Paul hatte sich heute bereiterklärt, das Abendessen zu kochen, und hatte sich mit seinem immer noch blassen Gesicht in die Küche verzogen, um wie angekündigt Kartoffelsalat und Eierreis zu machen. Ich wollte eigentlich etwas Zeit für mich alleine haben, doch die Ungewissheit verschreckte mich, weshalb ich mich dazu entschied, mit den Anderen im Gemeinschaftsraum zu bleiben. Im Gegensatz zum gestrigen Abend, hatte Kai kurzerhand die ganzen Ecktische aneinandergereiht, sodass wir alle zusammen sitzen konnten.
Unruhig rutschte ich auf meinem Platz hin und her, ohne eine bequeme Position zu finden. „Also. Wir warten jetzt einfach bis jemand neues hier hoch kommt, um im Rubinpalast Urlaub zu machen. Derjenige wird sehen, dass die Brücke kaputt ist und wird Hilfe holen. Habe ich das jetzt richtig verstanden?", erhob Noah schließlich das Wort und ließ seine dunklen Augen durch die Runde schweifen. Zögerndes Nicken.
„Wir sollten vielleicht ein Schild schreiben und am Zaun hinhängen, damit Vorbeigehende überhaupt wissen, dass jemand hier ist und Hilfe braucht", meinte Eve, die sich zurückgelehnt hatte und gedankenverloren aus dem Fenster starrte. Ihre Iris wurde klarer. „Hat jemand noch einmal probiert, ob das Satellitentelefon zufällig wieder funktioniert?" Ich nickte und lehnte mich nach vorne. „Es zeigt immer noch an, dass es die Nummer nicht finden kann." Kai murmelte etwas, was ich nicht verstehen konnte, doch ich ging schwer davon aus, dass es sich um Schimpfwörter handelte. „Wir sollten vielleicht noch im Rest des Hauses nachsehen, ob es nicht doch noch ein anderes Satellitentelefon gibt", schlug Juna vor, während sie energisch ihren Kaffee umrührte.
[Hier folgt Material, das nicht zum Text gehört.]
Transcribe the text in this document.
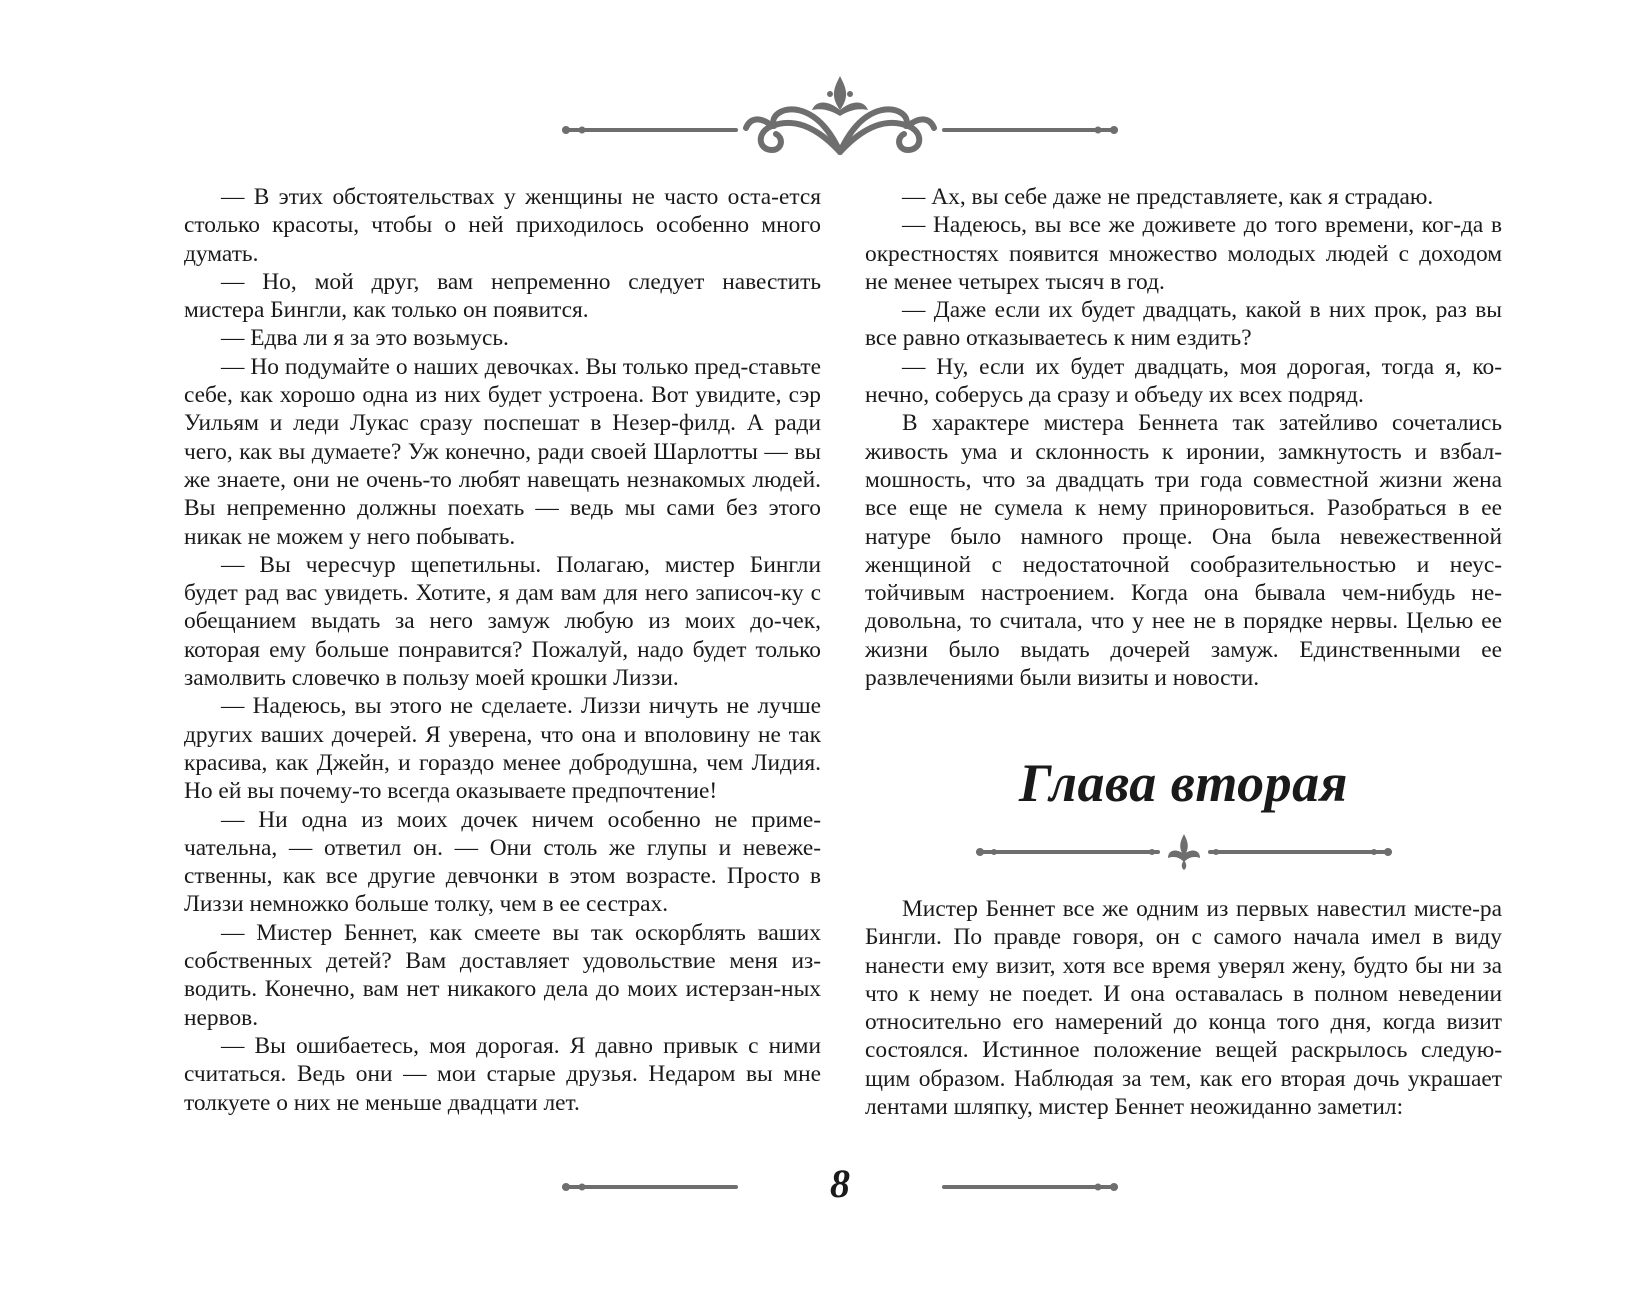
— В этих обстоятельствах у женщины не часто оста-ется столько красоты, чтобы о ней приходилось особенно много думать.

— Но, мой друг, вам непременно следует навестить мистера Бингли, как только он появится.

— Едва ли я за это возьмусь.

— Но подумайте о наших девочках. Вы только пред-ставьте себе, как хорошо одна из них будет устроена. Вот увидите, сэр Уильям и леди Лукас сразу поспешат в Незер-филд. А ради чего, как вы думаете? Уж конечно, ради своей Шарлотты — вы же знаете, они не очень-то любят навещать незнакомых людей. Вы непременно должны поехать — ведь мы сами без этого никак не можем у него побывать.

— Вы чересчур щепетильны. Полагаю, мистер Бингли будет рад вас увидеть. Хотите, я дам вам для него записоч-ку с обещанием выдать за него замуж любую из моих до-чек, которая ему больше понравится? Пожалуй, надо будет только замолвить словечко в пользу моей крошки Лиззи.

— Надеюсь, вы этого не сделаете. Лиззи ничуть не лучше других ваших дочерей. Я уверена, что она и вполовину не так красива, как Джейн, и гораздо менее добродушна, чем Лидия. Но ей вы почему-то всегда оказываете предпочтение!

— Ни одна из моих дочек ничем особенно не приме-чательна, — ответил он. — Они столь же глупы и невеже-ственны, как все другие девчонки в этом возрасте. Просто в Лиззи немножко больше толку, чем в ее сестрах.

— Мистер Беннет, как смеете вы так оскорблять ваших собственных детей? Вам доставляет удовольствие меня из-водить. Конечно, вам нет никакого дела до моих истерзан-ных нервов.

— Вы ошибаетесь, моя дорогая. Я давно привык с ними считаться. Ведь они — мои старые друзья. Недаром вы мне толкуете о них не меньше двадцати лет.

— Ах, вы себе даже не представляете, как я страдаю.

— Надеюсь, вы все же доживете до того времени, ког-да в окрестностях появится множество молодых людей с доходом не менее четырех тысяч в год.

— Даже если их будет двадцать, какой в них прок, раз вы все равно отказываетесь к ним ездить?

— Ну, если их будет двадцать, моя дорогая, тогда я, ко-нечно, соберусь да сразу и объеду их всех подряд.

В характере мистера Беннета так затейливо сочетались живость ума и склонность к иронии, замкнутость и взбал-мошность, что за двадцать три года совместной жизни жена все еще не сумела к нему приноровиться. Разобраться в ее натуре было намного проще. Она была невежественной женщиной с недостаточной сообразительностью и неус-тойчивым настроением. Когда она бывала чем-нибудь не-довольна, то считала, что у нее не в порядке нервы. Целью ее жизни было выдать дочерей замуж. Единственными ее развлечениями были визиты и новости.

Глава вторая

Мистер Беннет все же одним из первых навестил мисте-ра Бингли. По правде говоря, он с самого начала имел в виду нанести ему визит, хотя все время уверял жену, будто бы ни за что к нему не поедет. И она оставалась в полном неведении относительно его намерений до конца того дня, когда визит состоялся. Истинное положение вещей раскрылось следую-щим образом. Наблюдая за тем, как его вторая дочь украшает лентами шляпку, мистер Беннет неожиданно заметил:

8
„Das bezweifle ich", erwiderte Cuinn schulterzuckend. „Aber wir können es versuchen."
„Sagt mal, wundert es euch nicht, dass wir, naja, dass wir...", murmelte ich und spürte stechende Blicke auf mir, weshalb ich verstummte. „Dass wir nur junge Menschen sind?", vervollständigte Noah meinen Satz und beugte sich vor, wobei er seine Ellbogen auf dem Tisch ablegte und mich eindringlich ansah. Ich nickte.
„Gute Frage. Das hier ist nicht gerade ein Ort, an den junge Menschen denken würden, wenn es darum geht, Urlaub zu machen", sagte Cuinn. „Und trotzdem sind wir hier."
„Das tut doch nicht einmal was zur Sache", unterbrach Kai unsere Gedankengänge und knallte mit der Faust auf seinen Tisch, woraufhin die übrigen Tische ebenfalls erzitterten. „Wir haben gerade echt andere Probleme als unser Alter."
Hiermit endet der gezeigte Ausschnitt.